Mormonism: claims to be founded on divine revelation. Joseph Smith, the founder of the Mormon Church, claimed to have received personal revelation from God on the basis of two visions, (the first allegedly given to him in 1820, the second one in 1823). The Bible asserts that Jesus is that He is uncreated (John 1:1-3; Col. 1:16-17) while the Mormon claim is that Jesus is a created being.
The Watchtower Society/Jehovah Witnesses: In the Bible, Jesus is the second person of the Godhead, equal to the Father and the Holy Spirit (John 1:1; Col. 1:15-19; Phil. 2: 5-11).
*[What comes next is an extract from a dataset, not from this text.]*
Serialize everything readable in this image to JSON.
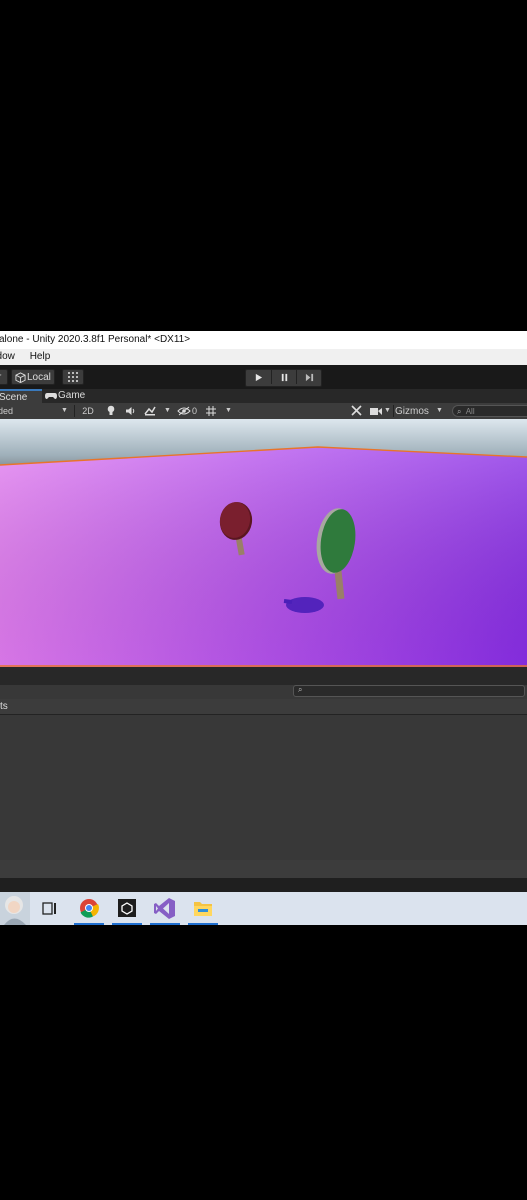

This is rejected by Jehovah Witnesses.
Buddhism/Hinduism: are not theistic faiths, they are pantheistic (all is God). Therefore, they are already different from Christianity. Buddhism teaches that Jesus was an enlightened man, but not God. Hinduism says that Jesus was a good teacher and perhaps an incarnation of Brahman who is an impersonal, supreme being.
After examining the differences in each of these faiths, John P. Newport sums up the issue rather nicely: “No sane person tries to accept as authoritative revelation from God all writings which are self-declared to be such. However eager we may be for harmony and tolerance, we cannot be intellectually honest unless we face the fact that there is a real contradiction between conflicting truth claims. As we reflect on how we are created in the image of God, we need to remember that we are creatures of both will and mind, of faith and reason. We are called to think as well as act and feel; therefore our faith will always have a rational element to it.” (1)
1. Newport, John C. Life’s Most Important Questions: A Contemporary Philosophy of Religion. Dallas, Texas. Word Publishing. 1989, pgs 452-453.